Our home is always so very windy. I always joke and call our place Wuthering Heights. It is possible to cool yourself even in the hottest weather. Emily Bronte tells us about the truest and darkest form of love in her novel Wuthering Heights...The dark love story between Catherine and Heathcliff who grew up together, the love that surpasses death, literally. These words where Catherine depicts her love for him always give me goosebumps:
“I cannot express it; but surely you and everybody have a notion that there is or should be an existence of yours beyond you. What were the use of my creation, if I were entirely contained here? My great miseries in this world have been Heathcliff's miseries, and I watched and felt each from the beginning: my great thought in living is himself. If all else perished, and he remained, I should still continue to be; and if all else remained, and he were annihilated, the universe would turn to a mighty stranger: I should not seem a part of it. My love for Linton is like the foliage in the woods: time will change it, I'm well aware, as winter changes the trees.

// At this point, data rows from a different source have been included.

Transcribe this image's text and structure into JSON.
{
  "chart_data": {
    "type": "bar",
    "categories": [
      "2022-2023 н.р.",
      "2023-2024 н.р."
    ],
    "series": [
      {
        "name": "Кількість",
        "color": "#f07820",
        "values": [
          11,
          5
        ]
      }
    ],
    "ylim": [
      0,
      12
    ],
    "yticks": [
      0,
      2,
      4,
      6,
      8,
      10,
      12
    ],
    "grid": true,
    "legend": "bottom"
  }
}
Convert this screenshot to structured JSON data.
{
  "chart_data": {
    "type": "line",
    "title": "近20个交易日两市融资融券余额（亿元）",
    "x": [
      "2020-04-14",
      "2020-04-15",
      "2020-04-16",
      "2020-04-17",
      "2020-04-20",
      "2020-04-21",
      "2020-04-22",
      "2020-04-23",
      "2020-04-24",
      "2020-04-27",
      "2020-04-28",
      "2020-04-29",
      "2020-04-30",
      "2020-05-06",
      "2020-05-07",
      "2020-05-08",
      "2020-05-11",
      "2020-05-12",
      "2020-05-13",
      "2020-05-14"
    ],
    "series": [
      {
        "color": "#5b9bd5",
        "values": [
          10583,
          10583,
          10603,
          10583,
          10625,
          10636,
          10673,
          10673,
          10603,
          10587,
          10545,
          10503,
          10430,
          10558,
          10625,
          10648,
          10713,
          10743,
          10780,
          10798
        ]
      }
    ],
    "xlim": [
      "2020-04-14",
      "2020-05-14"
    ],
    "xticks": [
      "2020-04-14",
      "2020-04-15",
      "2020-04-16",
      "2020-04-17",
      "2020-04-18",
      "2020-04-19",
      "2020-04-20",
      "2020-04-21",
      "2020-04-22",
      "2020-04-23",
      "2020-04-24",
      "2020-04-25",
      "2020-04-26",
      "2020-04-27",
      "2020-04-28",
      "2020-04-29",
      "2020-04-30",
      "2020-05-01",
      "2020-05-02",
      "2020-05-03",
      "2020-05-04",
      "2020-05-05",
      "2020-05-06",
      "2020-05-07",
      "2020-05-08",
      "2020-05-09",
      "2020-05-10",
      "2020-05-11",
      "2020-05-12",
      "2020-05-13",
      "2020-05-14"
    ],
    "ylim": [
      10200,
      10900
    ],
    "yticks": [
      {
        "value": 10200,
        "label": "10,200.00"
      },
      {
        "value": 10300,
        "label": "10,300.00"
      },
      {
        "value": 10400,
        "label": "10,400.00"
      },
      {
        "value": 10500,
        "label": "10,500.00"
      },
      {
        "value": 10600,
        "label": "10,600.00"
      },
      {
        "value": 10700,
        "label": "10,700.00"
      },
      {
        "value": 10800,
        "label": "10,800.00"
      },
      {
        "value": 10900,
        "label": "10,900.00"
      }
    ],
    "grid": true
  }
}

My love for Heathcliff resembles the eternal rocks beneath: a source of little visible delight, but necessary. Nelly, I am Heathcliff! He's always, always in my mind: not as a pleasure, any more than I am always a pleasure to myself, but as my own being.”
With this mood, I baked this tart. And then we ate it all up with Bade while clouds came and went and the wind blew. I envy her. One day she will grow up and read this novel and will absolutely love it. I wish I could forget that I ever read it, and read all over again.
Ingredients:
5 red plums (pitted, sliced about 1 cm thick)
5 blackberries
2 tblspns cinnamon
4 heaping tblspns shredded coconut
5 walnut kernels
1 tblspn tahini
1 tblpsn molasses
For Serving Cream
4 heaping tblspns heavy cream
1 tblspn cream cheese
1/2 tspn vanilla extract
1 tblspn honey or any other natural sweetener of choice
Instructions:
Cover a 18x18 cm ceramic tart mold with parchment paper. Add cinnamon to your plums and blackberries and place them inside your mold. Pulse coconut, walnut, tahini and molasses in your food processor, stop once they have the size of small rice. Cover the fruit with this mixture. Bake until golden brown, about 45-50 minutes in your pre-heated 150 C oven. Mix your serving cream ingredients in a deep bowl until smooth. Pour on top of the tart and serve once cooled down a little.